With respect, Ananda, buying a house to live in isn't an investment decision. A home is not an investment.

I maintain that most people don't need a financial adviser. I find it strange that so much of the language used to describe different assets and investment products is complex and obfuscatory when the concepts are really quite simple.

Good luck with your choices, Moominmamma.

ReallyTired Fri 01-Nov-13 08:41:41

"With respect, Ananda, buying a house to live in isn't an investment decision. A home is not an investment."

A home can certainly produce money when you downside.

Financeprincess Fri 01-Nov-13 12:34:41

Yes, if you're lucky. It still doesn't make a home an investment. Ananda appears to suggest that people who bought a house at the top of the market and now find themselves in negative equity made poor investment decisions, which they may not have made had they consulted a financial adviser. I disagree, because 1. you buy your home to live in, not as an investment and 2. financial advisers are no better able to predict the future prices of assets than anybody else; actually, most would have taken the opportunity to flog a mortgage and various insurance products!

ReallyTired Fri 01-Nov-13 13:31:49

A financial advisor does not have a crystal ball. If anyone could find a way that was guarenteed to make money then they would. I suggested a holiday home as the poster could get enjoyment in retirement from having a holiday home as well as money.

Needmoresleep Fri 01-Nov-13 13:37:23

We are in a not dissimilar position in that we ended up with some unplanned BTL about 15 years ago which has done extremely well. Apart from that and some work pensions we are only just now in a position to start putting money aside.

Our first thoughts were to try to rebalance our portfolio by putting as much as we had into a SIPP through HL. Rather than pay for advice we planned to use a conservative distribution (mainly UK but some European, US and Asian shares etc) and rely on trackers.

However change of plan and we are buying a holiday let close to my mum. A bit like your own home, not really an investment. However we will get more utility as we can use and lend to family during the off-peak, and gain some return by letting through peak season.

The real problem with BTL is that you either lose a lot of your potential return by paying agents to manage, or you do it yourself and so become pretty tied.

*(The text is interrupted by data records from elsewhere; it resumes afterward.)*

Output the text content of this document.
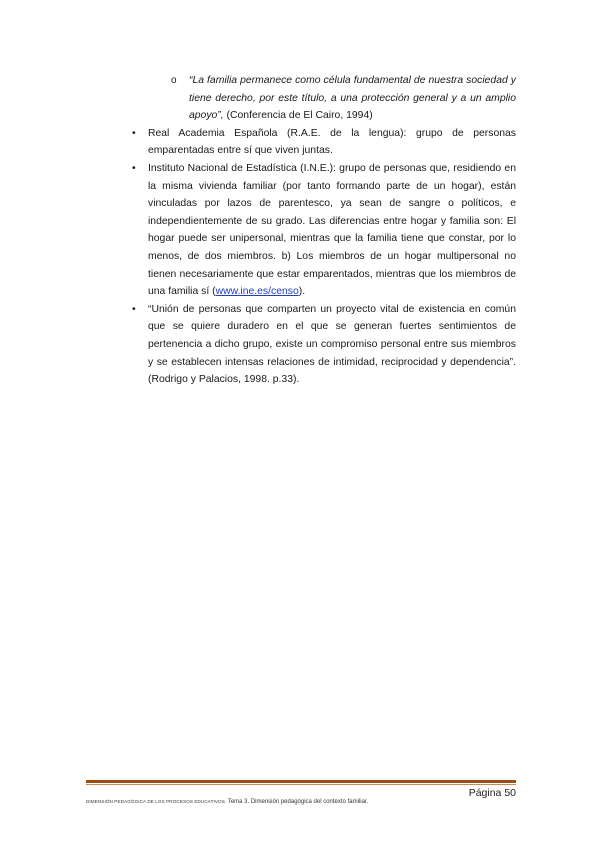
o “La familia permanece como célula fundamental de nuestra sociedad y tiene derecho, por este título, a una protección general y a un amplio apoyo”, (Conferencia de El Cairo, 1994)
• Real Academia Española (R.A.E. de la lengua): grupo de personas emparentadas entre sí que viven juntas.
• Instituto Nacional de Estadística (I.N.E.): grupo de personas que, residiendo en la misma vivienda familiar (por tanto formando parte de un hogar), están vinculadas por lazos de parentesco, ya sean de sangre o políticos, e independientemente de su grado. Las diferencias entre hogar y familia son: El hogar puede ser unipersonal, mientras que la familia tiene que constar, por lo menos, de dos miembros. b) Los miembros de un hogar multipersonal no tienen necesariamente que estar emparentados, mientras que los miembros de una familia sí (www.ine.es/censo).
• “Unión de personas que comparten un proyecto vital de existencia en común que se quiere duradero en el que se generan fuertes sentimientos de pertenencia a dicho grupo, existe un compromiso personal entre sus miembros y se establecen intensas relaciones de intimidad, reciprocidad y dependencia”. (Rodrigo y Palacios, 1998. p.33).
DIMENSIÓN PEDAGÓGICA DE LOS PROCESOS EDUCATIVOS. Tema 3. Dimensión pedagógica del contexto familiar.
Página 50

It is no fun sitting in a ski chalet with dodgy reception trying to sort out a locksmith or a plumber.

I would start out by deciding how you see your retirement and fit investments to match. If you fancy a round the world cruise you are better with stocks and shares. If you dont mind a bit of DIY and quite like dealing with tenants, then BTL allows you a practical part time retirement job and if you are sensible, can produce both income and capital returns.